Alors que la Coupe d’Afrique des Nations 2025 atteint sa phase décisive, le Maroc accueille une délégation de haut niveau du Federal Bureau of Investigation (FBI), venue observer les dispositifs de sécurité déployés autour des stades et des événements sportifs. Du 4 au 6 janvier, la Direction générale de la sûreté nationale (DGSN) a reçu Douglas Olsen, directeur des opérations au sein de la division des services d’intervention de terrain, et Kevin Kowalski, directeur adjoint du groupe d’intervention en cas d’urgence, pour une mission centrée sur l’évaluation de l’architecture sécuritaire et la coordination opérationnelle sur le terrain.
La visite a débuté au stade Prince Moulay Abdellah à Rabat, en marge du match Maroc–Tanzanie, où la délégation américaine a pu observer l’organisation des flux de supporters et la gestion de la sécurité dans un environnement à forte affluence. Le dispositif mis en place par la DGSN combine une présence humaine dense avec des technologies de pointe, telles que les drones de surveillance et les caméras à haute définition, interconnectés avec des centres de commandement fixes et mobiles capables de centraliser les informations en temps réel.
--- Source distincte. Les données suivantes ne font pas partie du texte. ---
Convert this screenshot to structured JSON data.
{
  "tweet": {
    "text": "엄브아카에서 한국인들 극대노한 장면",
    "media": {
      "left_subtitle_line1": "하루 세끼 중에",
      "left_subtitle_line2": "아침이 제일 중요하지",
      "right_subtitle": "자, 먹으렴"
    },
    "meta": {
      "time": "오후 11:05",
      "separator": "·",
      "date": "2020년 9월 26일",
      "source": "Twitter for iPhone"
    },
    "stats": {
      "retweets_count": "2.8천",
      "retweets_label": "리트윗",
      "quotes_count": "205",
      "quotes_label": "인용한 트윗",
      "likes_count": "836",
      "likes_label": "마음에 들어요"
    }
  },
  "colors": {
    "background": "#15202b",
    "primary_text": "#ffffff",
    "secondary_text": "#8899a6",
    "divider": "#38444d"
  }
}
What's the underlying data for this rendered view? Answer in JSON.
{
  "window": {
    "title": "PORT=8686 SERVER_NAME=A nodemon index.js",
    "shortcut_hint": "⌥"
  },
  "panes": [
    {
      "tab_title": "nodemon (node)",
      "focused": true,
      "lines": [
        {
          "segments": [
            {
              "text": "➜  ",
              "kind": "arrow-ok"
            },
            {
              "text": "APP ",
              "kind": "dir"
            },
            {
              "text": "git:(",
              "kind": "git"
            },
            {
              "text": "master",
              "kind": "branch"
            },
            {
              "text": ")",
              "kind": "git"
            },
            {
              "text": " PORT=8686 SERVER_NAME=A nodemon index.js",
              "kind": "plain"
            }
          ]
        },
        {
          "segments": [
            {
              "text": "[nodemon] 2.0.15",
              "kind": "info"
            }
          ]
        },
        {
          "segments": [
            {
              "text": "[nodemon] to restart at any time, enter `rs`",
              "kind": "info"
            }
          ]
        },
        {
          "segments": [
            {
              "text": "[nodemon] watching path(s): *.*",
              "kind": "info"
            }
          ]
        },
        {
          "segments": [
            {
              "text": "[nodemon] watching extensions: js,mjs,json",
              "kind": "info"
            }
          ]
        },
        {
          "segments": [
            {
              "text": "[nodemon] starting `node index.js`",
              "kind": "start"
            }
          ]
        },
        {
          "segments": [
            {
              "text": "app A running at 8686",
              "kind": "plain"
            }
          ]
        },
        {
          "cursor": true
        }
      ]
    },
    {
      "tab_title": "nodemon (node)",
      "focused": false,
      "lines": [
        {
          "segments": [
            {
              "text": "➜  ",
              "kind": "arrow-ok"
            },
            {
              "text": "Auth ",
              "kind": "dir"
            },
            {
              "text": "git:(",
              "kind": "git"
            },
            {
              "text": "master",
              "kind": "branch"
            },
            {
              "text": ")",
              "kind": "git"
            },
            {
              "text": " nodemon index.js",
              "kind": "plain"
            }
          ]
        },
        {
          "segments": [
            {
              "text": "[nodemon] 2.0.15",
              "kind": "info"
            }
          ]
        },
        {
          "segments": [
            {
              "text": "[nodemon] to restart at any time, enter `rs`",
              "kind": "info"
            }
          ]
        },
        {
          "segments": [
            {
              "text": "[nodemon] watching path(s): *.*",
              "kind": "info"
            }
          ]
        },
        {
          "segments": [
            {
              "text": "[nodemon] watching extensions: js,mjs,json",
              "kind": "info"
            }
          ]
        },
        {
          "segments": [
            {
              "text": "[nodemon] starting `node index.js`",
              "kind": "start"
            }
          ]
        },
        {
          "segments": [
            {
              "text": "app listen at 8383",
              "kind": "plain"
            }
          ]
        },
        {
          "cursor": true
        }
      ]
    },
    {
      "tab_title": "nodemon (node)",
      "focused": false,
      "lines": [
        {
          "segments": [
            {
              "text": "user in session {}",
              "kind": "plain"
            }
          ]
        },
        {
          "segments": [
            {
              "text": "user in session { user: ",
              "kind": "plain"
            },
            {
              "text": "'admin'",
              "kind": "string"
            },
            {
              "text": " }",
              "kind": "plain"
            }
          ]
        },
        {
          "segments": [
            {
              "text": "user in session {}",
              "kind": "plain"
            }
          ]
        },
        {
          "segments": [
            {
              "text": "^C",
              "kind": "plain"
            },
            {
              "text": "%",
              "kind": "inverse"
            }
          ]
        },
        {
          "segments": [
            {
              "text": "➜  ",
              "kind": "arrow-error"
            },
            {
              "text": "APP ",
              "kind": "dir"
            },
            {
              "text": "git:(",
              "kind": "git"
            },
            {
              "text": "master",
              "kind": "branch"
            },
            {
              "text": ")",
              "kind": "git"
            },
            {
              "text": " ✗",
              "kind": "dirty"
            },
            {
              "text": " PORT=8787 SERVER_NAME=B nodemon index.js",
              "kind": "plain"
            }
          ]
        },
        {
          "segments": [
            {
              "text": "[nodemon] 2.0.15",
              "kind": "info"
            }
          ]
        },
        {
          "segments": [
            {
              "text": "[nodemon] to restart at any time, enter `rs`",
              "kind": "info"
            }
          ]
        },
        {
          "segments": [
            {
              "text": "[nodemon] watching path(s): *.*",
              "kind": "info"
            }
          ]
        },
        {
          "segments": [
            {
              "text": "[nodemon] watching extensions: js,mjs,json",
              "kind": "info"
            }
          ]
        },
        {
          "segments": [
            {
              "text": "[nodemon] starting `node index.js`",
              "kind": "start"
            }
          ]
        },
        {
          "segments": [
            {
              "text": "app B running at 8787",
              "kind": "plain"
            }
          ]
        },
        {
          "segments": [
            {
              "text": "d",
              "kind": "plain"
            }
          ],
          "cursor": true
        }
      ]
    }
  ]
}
L’accent a été mis sur la fluidité de la circulation de l’information entre les unités sur le terrain et la chaîne de commandement, un élément essentiel pour intervenir rapidement face à toute situation imprévue.
La délégation a ensuite visité le Centre africain de coopération sécuritaire, une structure clé dans l’organisation de la CAN 2025. Ce centre assure la coordination entre les services marocains et les officiers de police représentant les pays participants. Les représentants américains ont pu analyser les outils techniques et logistiques déployés, et participer à une séance de travail sur l’évaluation des mesures appliquées lors du match Maroc–Tanzanie, mettant en lumière l’importance de la collaboration internationale pour garantir la sécurité des compétitions sportives.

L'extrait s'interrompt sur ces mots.